LPL shares rose as much as 11 percent on the news, and ended trading up 6.9 percent at $33.01 in New York on Tuesday, giving the company a market capitalization of around $2.9 billion.

Based in Boston, LPL provides technology, clearing and compliance services, training, and independent research to more than 14,000 independent financial advisers and over 700 banks and credit unions. It provided services for approximately $502 billion in advisory and brokerage assets as of the end of August.

Private equity firms TPG Capital LP and Hellman & Friedman LLC took LPL public in 2010 at $30 per share. The stock has barely gained in value since then, as the company has struggled to comply with regulations and increasing competition.

LPL has faced censure and investigations from state and federal regulators over the years due to the way some of its brokers have operated, misrepresenting and even cheating clients. The company has taken actions, however, to boost compliance procedures.

In April, the U.S. Labor Department released a rule for financial brokers who sell retirement products, following a years-long clash that has involved multiple industry groups and U.S. lawmakers.

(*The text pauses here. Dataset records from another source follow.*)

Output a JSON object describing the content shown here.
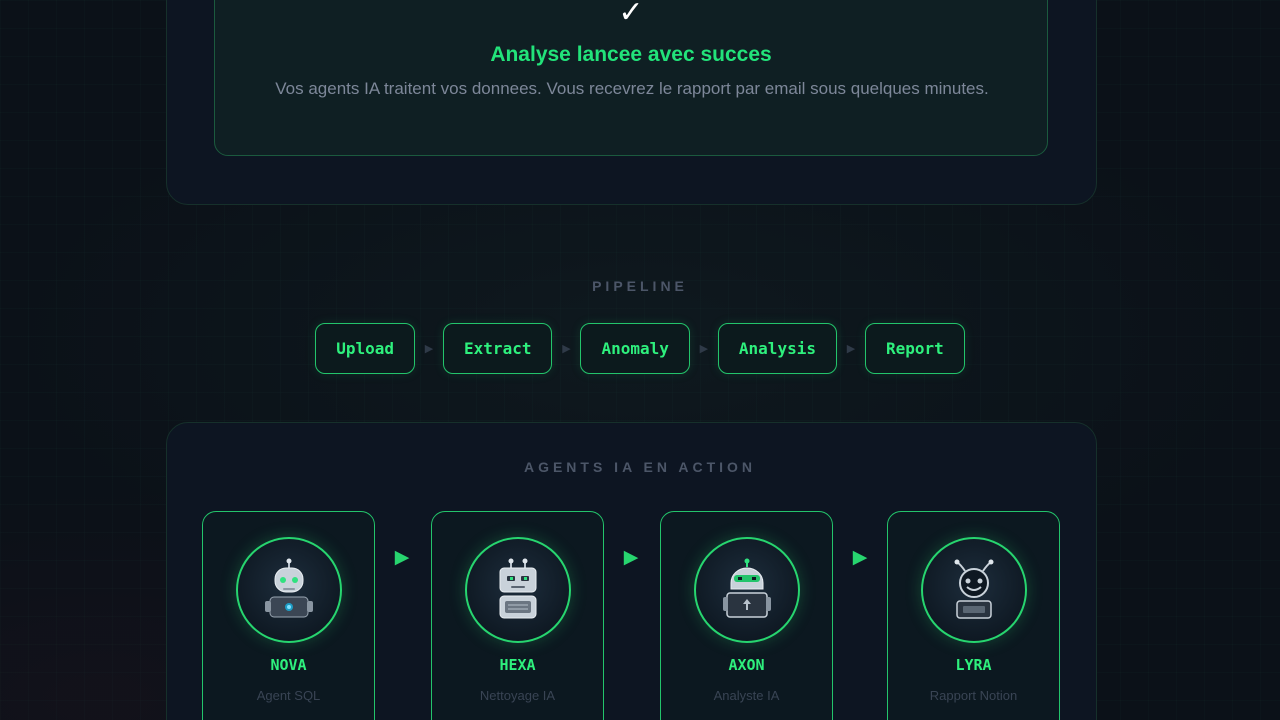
{
  "success": {
    "title": "Analyse lancee avec succes",
    "message": "Vos agents IA traitent vos donnees. Vous recevrez le rapport par email sous quelques minutes.",
    "icon": "checkmark-icon"
  },
  "pipeline": {
    "label": "PIPELINE",
    "steps": [
      "Upload",
      "Extract",
      "Anomaly",
      "Analysis",
      "Report"
    ]
  },
  "agents_section": {
    "label": "AGENTS IA EN ACTION",
    "agents": [
      {
        "name": "NOVA",
        "role": "Agent SQL",
        "icon": "robot-icon"
      },
      {
        "name": "HEXA",
        "role": "Nettoyage IA",
        "icon": "robot-icon"
      },
      {
        "name": "AXON",
        "role": "Analyste IA",
        "icon": "robot-icon"
      },
      {
        "name": "LYRA",
        "role": "Rapport Notion",
        "icon": "robot-icon"
      }
    ]
  },
  "colors": {
    "accent": "#22e37a",
    "background": "#0b1118",
    "card": "#0d1522",
    "muted_text": "#7d8799"
  }
}
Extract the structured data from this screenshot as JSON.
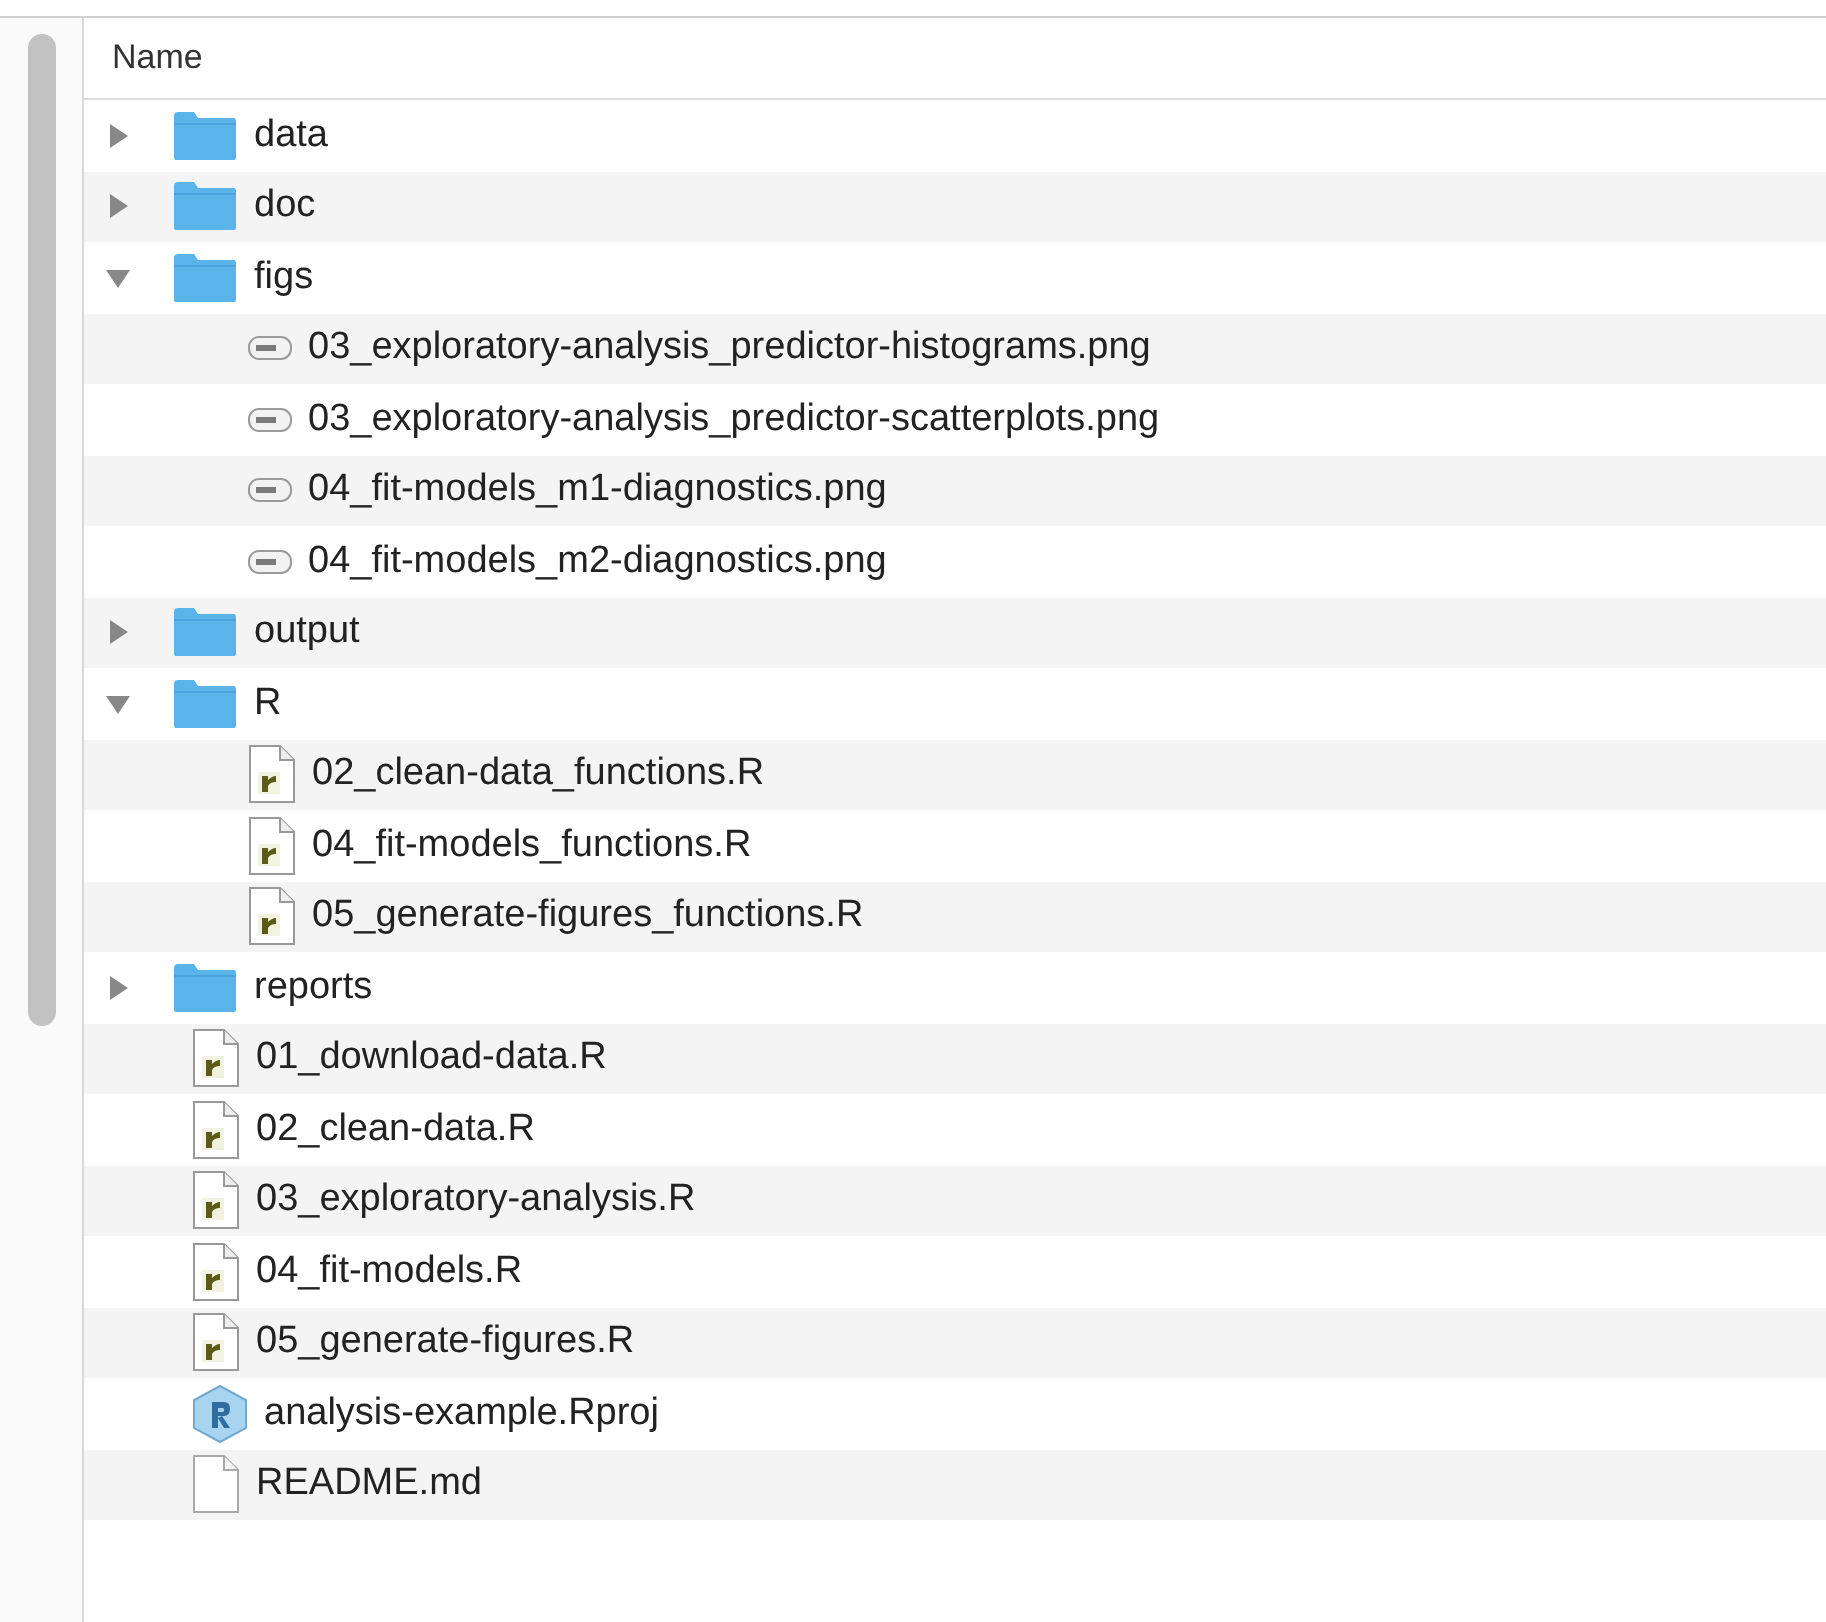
{
  "header": {
    "name_column": "Name"
  },
  "items": [
    {
      "kind": "folder",
      "name": "data",
      "expanded": false
    },
    {
      "kind": "folder",
      "name": "doc",
      "expanded": false
    },
    {
      "kind": "folder",
      "name": "figs",
      "expanded": true,
      "children": [
        {
          "kind": "image",
          "name": "03_exploratory-analysis_predictor-histograms.png"
        },
        {
          "kind": "image",
          "name": "03_exploratory-analysis_predictor-scatterplots.png"
        },
        {
          "kind": "image",
          "name": "04_fit-models_m1-diagnostics.png"
        },
        {
          "kind": "image",
          "name": "04_fit-models_m2-diagnostics.png"
        }
      ]
    },
    {
      "kind": "folder",
      "name": "output",
      "expanded": false
    },
    {
      "kind": "folder",
      "name": "R",
      "expanded": true,
      "children": [
        {
          "kind": "r-script",
          "name": "02_clean-data_functions.R"
        },
        {
          "kind": "r-script",
          "name": "04_fit-models_functions.R"
        },
        {
          "kind": "r-script",
          "name": "05_generate-figures_functions.R"
        }
      ]
    },
    {
      "kind": "folder",
      "name": "reports",
      "expanded": false
    },
    {
      "kind": "r-script",
      "name": "01_download-data.R"
    },
    {
      "kind": "r-script",
      "name": "02_clean-data.R"
    },
    {
      "kind": "r-script",
      "name": "03_exploratory-analysis.R"
    },
    {
      "kind": "r-script",
      "name": "04_fit-models.R"
    },
    {
      "kind": "r-script",
      "name": "05_generate-figures.R"
    },
    {
      "kind": "rproj",
      "name": "analysis-example.Rproj"
    },
    {
      "kind": "text",
      "name": "README.md"
    }
  ]
}
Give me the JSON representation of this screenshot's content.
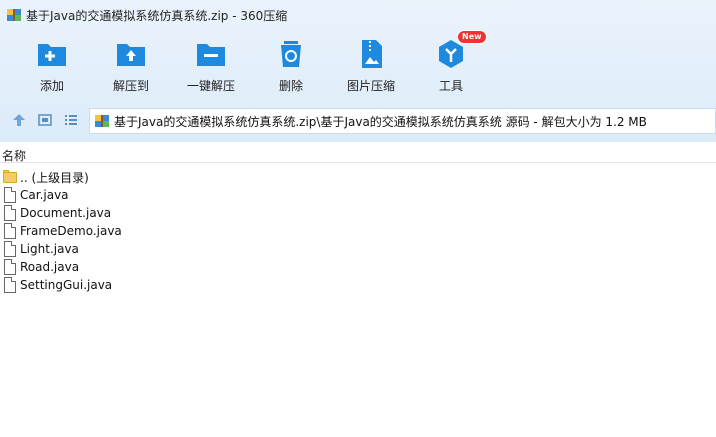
{
  "window": {
    "title": "基于Java的交通模拟系统仿真系统.zip - 360压缩"
  },
  "toolbar": {
    "items": [
      {
        "label": "添加",
        "icon": "add-folder-icon"
      },
      {
        "label": "解压到",
        "icon": "extract-to-icon"
      },
      {
        "label": "一键解压",
        "icon": "one-click-extract-icon"
      },
      {
        "label": "删除",
        "icon": "recycle-bin-icon"
      },
      {
        "label": "图片压缩",
        "icon": "image-compress-icon"
      },
      {
        "label": "工具",
        "icon": "tools-icon",
        "badge": "New"
      }
    ]
  },
  "nav": {
    "address": "基于Java的交通模拟系统仿真系统.zip\\基于Java的交通模拟系统仿真系统 源码 - 解包大小为 1.2 MB"
  },
  "list": {
    "column_name": "名称",
    "parent_label": ".. (上级目录)",
    "files": [
      "Car.java",
      "Document.java",
      "FrameDemo.java",
      "Light.java",
      "Road.java",
      "SettingGui.java"
    ]
  },
  "colors": {
    "accent": "#1d8ae0",
    "toolbar_bg": "#dcebf9",
    "badge": "#e33333"
  }
}
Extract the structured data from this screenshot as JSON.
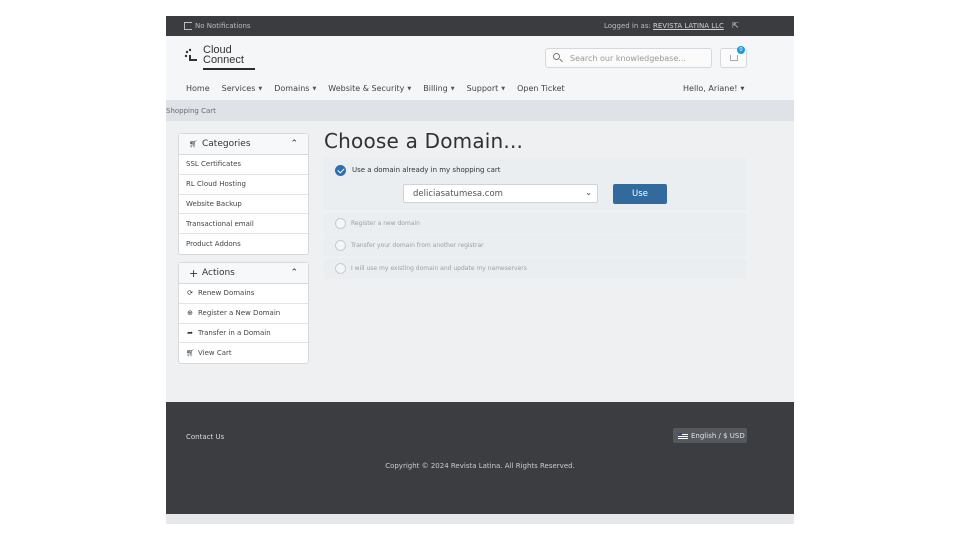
{
  "topbar": {
    "notifications": "No Notifications",
    "logged_in_as": "Logged in as:",
    "company": "REVISTA LATINA LLC"
  },
  "header": {
    "logo_line1": "Cloud",
    "logo_line2": "Connect",
    "search_placeholder": "Search our knowledgebase...",
    "cart_count": "0"
  },
  "nav": {
    "items": [
      {
        "label": "Home",
        "caret": false
      },
      {
        "label": "Services",
        "caret": true
      },
      {
        "label": "Domains",
        "caret": true
      },
      {
        "label": "Website & Security",
        "caret": true
      },
      {
        "label": "Billing",
        "caret": true
      },
      {
        "label": "Support",
        "caret": true
      },
      {
        "label": "Open Ticket",
        "caret": false
      }
    ],
    "greeting": "Hello, Ariane!"
  },
  "breadcrumb": "Shopping Cart",
  "sidebar": {
    "categories": {
      "title": "Categories",
      "items": [
        "SSL Certificates",
        "RL Cloud Hosting",
        "Website Backup",
        "Transactional email",
        "Product Addons"
      ]
    },
    "actions": {
      "title": "Actions",
      "items": [
        {
          "label": "Renew Domains",
          "icon": "refresh-icon"
        },
        {
          "label": "Register a New Domain",
          "icon": "globe-icon"
        },
        {
          "label": "Transfer in a Domain",
          "icon": "share-icon"
        },
        {
          "label": "View Cart",
          "icon": "cart-icon"
        }
      ]
    }
  },
  "main": {
    "title": "Choose a Domain...",
    "use_existing_label": "Use a domain already in my shopping cart",
    "selected_domain": "deliciasatumesa.com",
    "use_button": "Use",
    "register_new": "Register a new domain",
    "transfer": "Transfer your domain from another registrar",
    "existing_ns": "I will use my existing domain and update my nameservers"
  },
  "footer": {
    "contact": "Contact Us",
    "language": "English / $ USD",
    "copyright": "Copyright © 2024 Revista Latina. All Rights Reserved."
  },
  "colors": {
    "topbar": "#3a3c3f",
    "primary_button": "#336a9e",
    "checked": "#2f6fb0",
    "footer": "#3b3d40"
  }
}
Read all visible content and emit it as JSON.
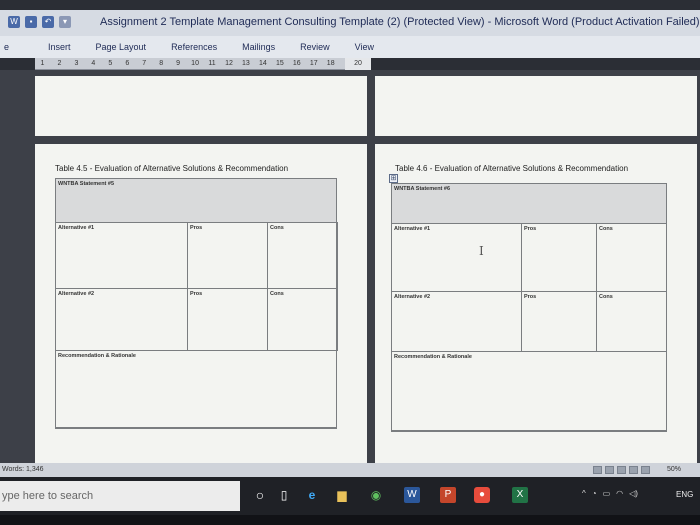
{
  "window": {
    "title": "Assignment 2 Template Management Consulting Template (2) (Protected View) - Microsoft Word (Product Activation Failed)"
  },
  "ribbon": {
    "tabs": [
      "e",
      "Insert",
      "Page Layout",
      "References",
      "Mailings",
      "Review",
      "View"
    ]
  },
  "ruler": {
    "ticks": [
      "1",
      "2",
      "3",
      "4",
      "5",
      "6",
      "7",
      "8",
      "9",
      "10",
      "11",
      "12",
      "13",
      "14",
      "15",
      "16",
      "17",
      "18"
    ],
    "extra": "20"
  },
  "left_page": {
    "caption": "Table 4.5 - Evaluation of Alternative Solutions & Recommendation",
    "statement": "WNTBA Statement #5",
    "alt1": "Alternative #1",
    "alt2": "Alternative #2",
    "pros": "Pros",
    "cons": "Cons",
    "recommendation": "Recommendation & Rationale"
  },
  "right_page": {
    "caption": "Table 4.6 - Evaluation of Alternative Solutions & Recommendation",
    "statement": "WNTBA Statement #6",
    "alt1": "Alternative #1",
    "alt2": "Alternative #2",
    "pros": "Pros",
    "cons": "Cons",
    "recommendation": "Recommendation & Rationale",
    "cursor_glyph": "I",
    "table_handle_glyph": "⊞"
  },
  "statusbar": {
    "words": "Words: 1,346",
    "zoom": "50%"
  },
  "taskbar": {
    "search_placeholder": "ype here to search",
    "language": "ENG"
  },
  "colors": {
    "title_text": "#1e2a55",
    "table_border": "#7a7d80",
    "statement_shade": "#d9dadb",
    "page_background": "#f3f4f1"
  }
}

The rule will require brokers who give retirement account advice to become "fiduciaries" and act in clients' best interests, instead of choosing products that line brokers' own pockets. The rule goes into full effect in 2018. Under existing rules, brokers have to ensure only that products are "suitable."

The cost of implementing the new Labor Department rule is "not terribly significant" to LPL given its business model, Mark Casady, the company's chairman and chief executive, told Reuters in June.